The only surviving part of the main structure was its foundations of rammed chalk, which nonetheless allowed a construction history to be developed, but various elements of the structure were also found. (Note: An aerial photograph of the 1970s excavation, showing the foundations of rammed chalk, is at "VM_365 Day 235 The Church of All Saints Shuart" (2015)) These included mortar flooring, glazed floor tiles, green sandstone, Caen stone, Quarr stone from the Isle of Wight and stained glass.

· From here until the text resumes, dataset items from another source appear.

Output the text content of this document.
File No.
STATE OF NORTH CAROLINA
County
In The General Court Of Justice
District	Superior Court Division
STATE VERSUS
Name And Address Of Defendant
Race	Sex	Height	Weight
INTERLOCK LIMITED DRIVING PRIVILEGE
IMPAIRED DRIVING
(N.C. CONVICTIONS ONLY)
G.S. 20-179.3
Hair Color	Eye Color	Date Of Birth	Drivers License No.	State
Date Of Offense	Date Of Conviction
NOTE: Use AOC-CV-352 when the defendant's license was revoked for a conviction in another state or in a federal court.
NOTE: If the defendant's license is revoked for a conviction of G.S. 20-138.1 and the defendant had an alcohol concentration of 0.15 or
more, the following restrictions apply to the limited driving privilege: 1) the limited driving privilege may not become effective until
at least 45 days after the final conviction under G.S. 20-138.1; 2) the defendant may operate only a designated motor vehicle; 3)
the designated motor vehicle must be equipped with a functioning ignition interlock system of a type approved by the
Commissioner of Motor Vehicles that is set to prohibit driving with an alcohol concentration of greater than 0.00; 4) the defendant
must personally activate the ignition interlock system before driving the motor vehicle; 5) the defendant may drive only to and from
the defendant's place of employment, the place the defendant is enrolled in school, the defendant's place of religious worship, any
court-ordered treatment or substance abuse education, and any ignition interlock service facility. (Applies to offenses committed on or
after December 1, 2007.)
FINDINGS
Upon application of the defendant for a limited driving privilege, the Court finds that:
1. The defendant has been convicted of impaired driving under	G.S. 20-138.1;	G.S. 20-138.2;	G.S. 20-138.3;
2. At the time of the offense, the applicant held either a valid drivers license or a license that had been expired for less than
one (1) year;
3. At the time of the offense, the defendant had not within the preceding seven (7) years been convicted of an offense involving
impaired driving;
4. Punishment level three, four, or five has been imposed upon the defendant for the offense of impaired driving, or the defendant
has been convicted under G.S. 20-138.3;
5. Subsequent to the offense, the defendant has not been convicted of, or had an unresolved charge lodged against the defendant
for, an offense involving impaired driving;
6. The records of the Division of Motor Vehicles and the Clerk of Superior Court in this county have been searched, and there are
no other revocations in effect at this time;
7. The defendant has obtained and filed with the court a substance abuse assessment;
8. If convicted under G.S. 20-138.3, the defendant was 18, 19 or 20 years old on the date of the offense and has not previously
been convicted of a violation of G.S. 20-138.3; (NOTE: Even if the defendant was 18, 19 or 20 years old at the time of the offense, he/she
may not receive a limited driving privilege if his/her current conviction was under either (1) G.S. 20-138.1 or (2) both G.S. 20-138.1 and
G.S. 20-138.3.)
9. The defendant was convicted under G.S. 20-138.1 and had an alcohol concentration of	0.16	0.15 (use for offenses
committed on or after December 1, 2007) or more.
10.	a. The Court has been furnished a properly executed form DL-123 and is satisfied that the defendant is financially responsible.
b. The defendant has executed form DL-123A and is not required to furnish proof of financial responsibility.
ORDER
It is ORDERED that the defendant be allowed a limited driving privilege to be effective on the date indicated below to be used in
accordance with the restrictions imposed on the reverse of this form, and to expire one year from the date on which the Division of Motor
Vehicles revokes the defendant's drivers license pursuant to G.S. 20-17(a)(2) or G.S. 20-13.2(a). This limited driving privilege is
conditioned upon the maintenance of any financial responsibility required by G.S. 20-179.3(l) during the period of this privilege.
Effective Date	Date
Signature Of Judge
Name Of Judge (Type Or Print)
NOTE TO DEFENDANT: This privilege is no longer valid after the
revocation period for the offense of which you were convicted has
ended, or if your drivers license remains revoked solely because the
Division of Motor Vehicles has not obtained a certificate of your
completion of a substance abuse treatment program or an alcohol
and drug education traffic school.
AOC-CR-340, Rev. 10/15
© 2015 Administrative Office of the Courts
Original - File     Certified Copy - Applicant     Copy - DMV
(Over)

Among stone fragments were numerous carvings, including "two small delicately carved pieces of foliage which are certainly twelfth-century work". Fragments of mortar showing the imprint of barnacles were found among the rubble in the foundation trenches, indicating that some of the stone used in the structure had been fetched from the shoreline. A number of graves were also discovered, one of which had been covered by an unmarked stone, but they had been robbed and filled with rubble containing fragments of human bone. Two of the graves had been dug between the demolition of the church and the construction of a smaller, short-lived replacement in the 15th century. While virtually all of the building's structure had been robbed, presumably for use elsewhere, much of what remained had been destroyed by ploughing.